1 Star2 Stars3 Stars4 Stars5 Stars (1 votes, average: 5 out of 5)
Loading ... Loading ...
8 comments

Comments are closed.

Why yes of course that money, won by Nixon on behalf of Missouri taxpayers, is not meant to benefit the health of those taxpayers… it’s ‘meant’ for the pro-abortion groups that support Nixon and other Democrats.

Silly Gov Blunt.

— tsquare
10:31 pm May 29th, 2008

Note to the editorial board regarding the last sentence of your article…. Much as the editors might wish otherwise, health care remains a PERSONAL obligation.

— Bb
7:14 am May 30th, 2008

Money taken by the attorney general is put in a private slush fund, completely outside of the legislature’s control. Much of it is spent on legitimate purposes, but a substantial amount is directed to organizations which are politically friendly to the attorney general, who happens to be running for governor. And in the months leading up to the governor’s race, the foundation pays for a website advocating the attorney general’s policies on health insurance.

If this was being done by a Republican, the outcry would be deafening.

— Nick Kasoff
8:04 am May 30th, 2008

“Much as Mr. Blunt might wish otherwise, health care remains a state obligation.”

Bullsqueeze. Until the state constitution says otherwise, individual citizens remain responsible for their own health and well being. The last thing the Post Dispatch should be advocating for is petty bureaucrats in Jefferson City meddling in something as fundamental as that.

— Go_Fish
11:28 am May 30th, 2008

Kudos to Gov. Blunt. I will miss him. He is right on again. Not only is that my money, but so is the money that is going for tax abatements and anyone that is getting away tax free. Those hospital profits are mine and any money that non-profit foundations get tax free. Most of these foundations are a scam paying top-dollar for someone’s kids to run them and they give away nothing.

The Blue Cross deal should never have happened either. Healthcare should never be for profit. I don’t know where the justice is in this country that has allowed the consolidation of health insurance companies. Don’t we have anti-trust laws in this country. Every year our choices get viewer and viewer with very little difference in price. The problem is there is simply no competition in the market.
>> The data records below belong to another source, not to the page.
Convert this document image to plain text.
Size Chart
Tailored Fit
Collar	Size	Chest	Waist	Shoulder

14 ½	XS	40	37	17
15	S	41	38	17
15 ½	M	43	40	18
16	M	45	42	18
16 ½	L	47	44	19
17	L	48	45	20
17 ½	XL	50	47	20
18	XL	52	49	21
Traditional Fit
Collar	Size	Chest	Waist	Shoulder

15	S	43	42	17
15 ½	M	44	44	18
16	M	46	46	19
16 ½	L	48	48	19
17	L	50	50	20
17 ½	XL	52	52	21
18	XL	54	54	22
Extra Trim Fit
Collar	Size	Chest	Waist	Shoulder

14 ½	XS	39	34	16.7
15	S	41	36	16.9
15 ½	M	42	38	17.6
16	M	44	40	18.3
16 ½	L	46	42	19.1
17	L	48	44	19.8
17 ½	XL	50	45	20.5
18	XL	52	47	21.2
BJC - hand over those profits to help the needy, that’s my money and I mean it!

— A CENTRIST
3:02 pm May 30th, 2008

I wish health care didn’t have to be such a nasty partisan issue. In most of the rest of the developed world, it is not even an issue that health care is a right of citizenship rather than a privilege of a chosen few. So be it for now, but the times they are a changing. Shame on Governor Blunt for going after a group like this. Perhaps he wants to start shaking down girl scout troops too because they get favorable tax treatment. He needs to do his *#@& job and let those who are trying to do some good alone.

— PurpleDude
5:24 pm May 30th, 2008

I dont understand why the independent status of the MFH can be eliminated by legislation, and would be against it, but I’d still like to see more of it’s endowment go for programs then the $60 million (5% of its endowment), $9.2 million (1%), and if the state programs are underfunded, why wouldnt that $51 be better than the programs not being funded; of course health care is the government’s responsibility, you dolts, just like education and national defense, but until we can get the republicans who just have friends with too much money who dont want to share it, out of office, why shouldnt the MFH make up some of the difference. At the present rate are they going to be business forever doing studies? that’s as much universities’ job as health-care is governments. Someone ought to do a study of how much the MFH studies have saved or helped. And that goes for their new website, tho it seems interesting. Would the money have been better spent given to the people than studying about how much they dont have. What good does it do to study it if there’s no one to help them get it? just a thought.

— Bill Haas
1:22 am June 1st, 2008

ps usually when someone says it’s not about the money, it’s the principle, it’s usually mostly about the money, and in this case, the MFH may be no exception.